Das Mädchen zeigt mit den Fingern nach oben. Als ich schnell nach oben sehe, kommt die Flasche mehrere Meter mitten in der Luft, wie aus dem Nichts wieder zum Vorscheinen und fliegt wieder nach unten, wobei sie wieder von oben kommt und wieder nach unten fliegt. Doch dann fängt der Junge sie oben wieder auf.
„Das... Das ist unglaublich.", sage ich und ich weite meine Augen aus.
Ich sehe mich um. Ich will auch etwas runter werfen. Als ich eine alte, benutzte, halb zerdrückte Dose finde, werfe ich diese mal als Test auch nach unten. Erwartet starre ich nach oben. Nichts.
„Was issn' jetzt kaputt?"
„Manchmal kommen die Sachen zurück und manchmal auch nicht.", antwortet das junge Mädchen mir.
Plötzlich hören wir etwas. Ein Grollen, was immer lauter wird. Aus Angst laufen die Kinder die Treppen herunter.
„He, wo läuft ihr hin?", rufe ich ihnen hinterher, doch ich bekomme keine Antwort mehr.

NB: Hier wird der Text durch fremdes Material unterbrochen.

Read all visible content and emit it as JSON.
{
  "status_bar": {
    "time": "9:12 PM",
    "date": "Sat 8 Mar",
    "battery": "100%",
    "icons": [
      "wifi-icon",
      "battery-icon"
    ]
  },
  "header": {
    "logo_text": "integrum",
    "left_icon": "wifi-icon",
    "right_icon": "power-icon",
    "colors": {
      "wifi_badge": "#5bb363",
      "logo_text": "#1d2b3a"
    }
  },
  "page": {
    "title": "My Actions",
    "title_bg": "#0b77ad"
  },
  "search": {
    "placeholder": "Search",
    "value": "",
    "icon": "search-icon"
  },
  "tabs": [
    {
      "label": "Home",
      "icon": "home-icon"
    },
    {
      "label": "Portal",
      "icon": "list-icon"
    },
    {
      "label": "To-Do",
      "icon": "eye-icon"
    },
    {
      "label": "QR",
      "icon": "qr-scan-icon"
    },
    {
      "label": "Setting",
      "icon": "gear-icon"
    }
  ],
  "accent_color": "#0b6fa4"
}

Ich sehe mich um. Das Grollen kommt von dieser Etage irgendwo aus diesem Flur. Ich gehe langsam durch den dunklen Flur. Ein schlauer Mensch würde das lassen, aber nein, Freya muss ja die Welt erkundigen und sich immer in Gefahr bringen. Mein Blick führt mich in einen anderen Flur, da der andere Zuende geht und kein anderer Raum zu sehen ist. Als ich nach rechts umbiege und verzweifelt nach dem Geräusch schaue, bekomme ich Angst. Am Ende des Flures ist es ziemlich dunkel und wenn da jetzt irgendjemand stehen würde, könnte ich ihn nicht entdecken. Plötzlich rascheln die alten Blätter, die von den kaputten Fenstern hier reingeflogen sind. Der Wind kommt von hinten. Ich sehe nach hinten und der Wind weht mir ins Gesicht, aber ich kann das nicht verstehen. Der Raum hinter mir ist total zu, also frage ich mich, woher diese starke Luft kommt, die auch von Sekunde zu Sekunde immer stärker wird. Als ich wieder nach vorne sehe, zieht mich plötzlich ein hoher Luftdruck nach vorne. Sie ist so stark, dass ich mich nicht dagegen wehren kann. Ich kann mal nicht schreien, so verzweifelt bin ich auf meine Fragen, die bestimmt niemand erklären kann. Wie man die Naturgesetze nur so auf den Kopf stellen? Ich schramme mit meinen Füßen auf den Boden, doch ich bekomme sie nicht zum Stehen. Dann geschieht etwas, wie bei meiner Dose, die ich vor wenigen Minuten noch im Treppenhaus geworfen habe: Ich verschwinde, doch ich komme nicht mehr zurück.